The build replaces -fp-model=precise (an icpx-specific strict-FP flag) with -ffp-contract=off (which AdaptiveCpp's underlying clang accepts). This blocks FMA contraction in the kernel lambdas — the load-bearing invariant per core/src/sycl/AGENTS.md § "-fp-model=precise is load-bearing".

When a future PR extends the cross-backend ULP-tolerance gate (/cross-backend-diff skill) to cover acpp, that PR adds the per-feature ULP entries for the acpp CPU OpenMP backend.

CI implications

CI runners without Intel hardware are today limited to either (a) self-hosted runners with Intel iGPU/Arc, or (b) Intel CPU OpenCL under icpx (a CPU-emulated GPU path).

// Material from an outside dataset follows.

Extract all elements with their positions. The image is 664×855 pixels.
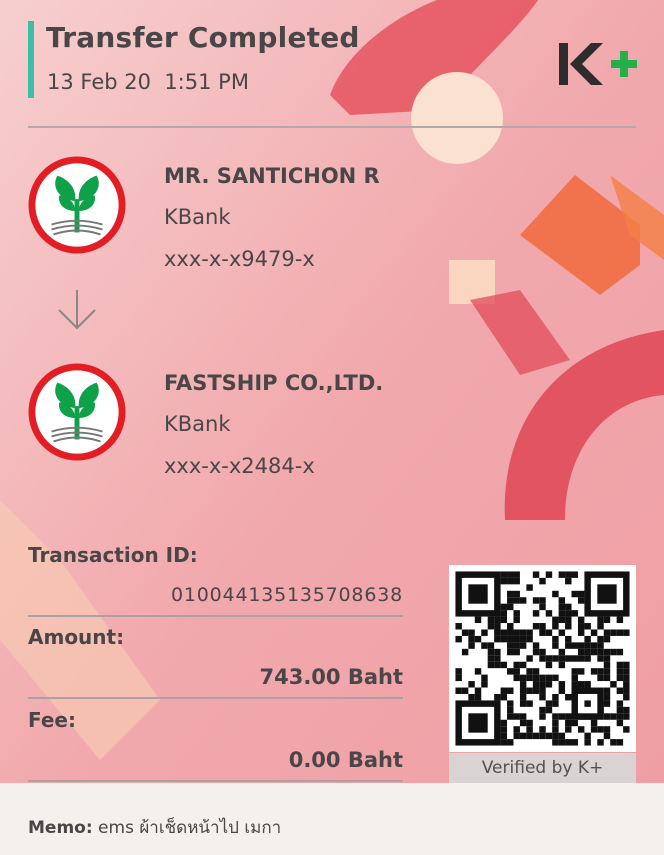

AdaptiveCpp's --acpp-targets=omp adds a third option: pure OpenMP CPU execution that runs anywhere LLVM does, including stock ubuntu-latest.

A follow-up PR (.github/workflows/sycl-acpp.yml, sized ~50 LOC in ADR-0335 § follow-ups) will land that lane as a non-required status check before promoting it to required-aggregator.yml.

Troubleshooting

find_program('acpp') fails

The configured sycl_compiler is not on PATH. Either install AdaptiveCpp into a system path, or pass the absolute path:

meson setup build-acpp \
    -Dsycl_compiler=/opt/adaptivecpp/bin/acpp \
    -Dsycl_acpp_targets=generic \
    -Denable_sycl=true

cannot find -lacpp-rt

The runtime library lives next to the compiler driver under <acpp-prefix>/lib. The build derives this from the resolved acpp binary's bindir. If the install layout is non-standard, the legacy libhipSYCL-rt.so is also probed as a fallback. If neither name resolves, file an issue with the AdaptiveCpp install layout — the fork supports the upstream layout, not custom ones.

Kernel runs but produces different scores than icpx

Expected. See § "Numerical conformance" above. The acceptance bar is places=4 against the Netflix golden CPU values, not bit-exact parity with icpx.

See also

  • ADR-0335 — the design decision.
  • ADR-0217 — multi-version oneAPI install recipe (icpx side).
  • ADR-0220 — fp64-free kernel contract (preserved under both toolchains).
  • oneapi-install.md — Intel oneAPI install.
  • Research-0086 § Topic B — the audit that recommended this work.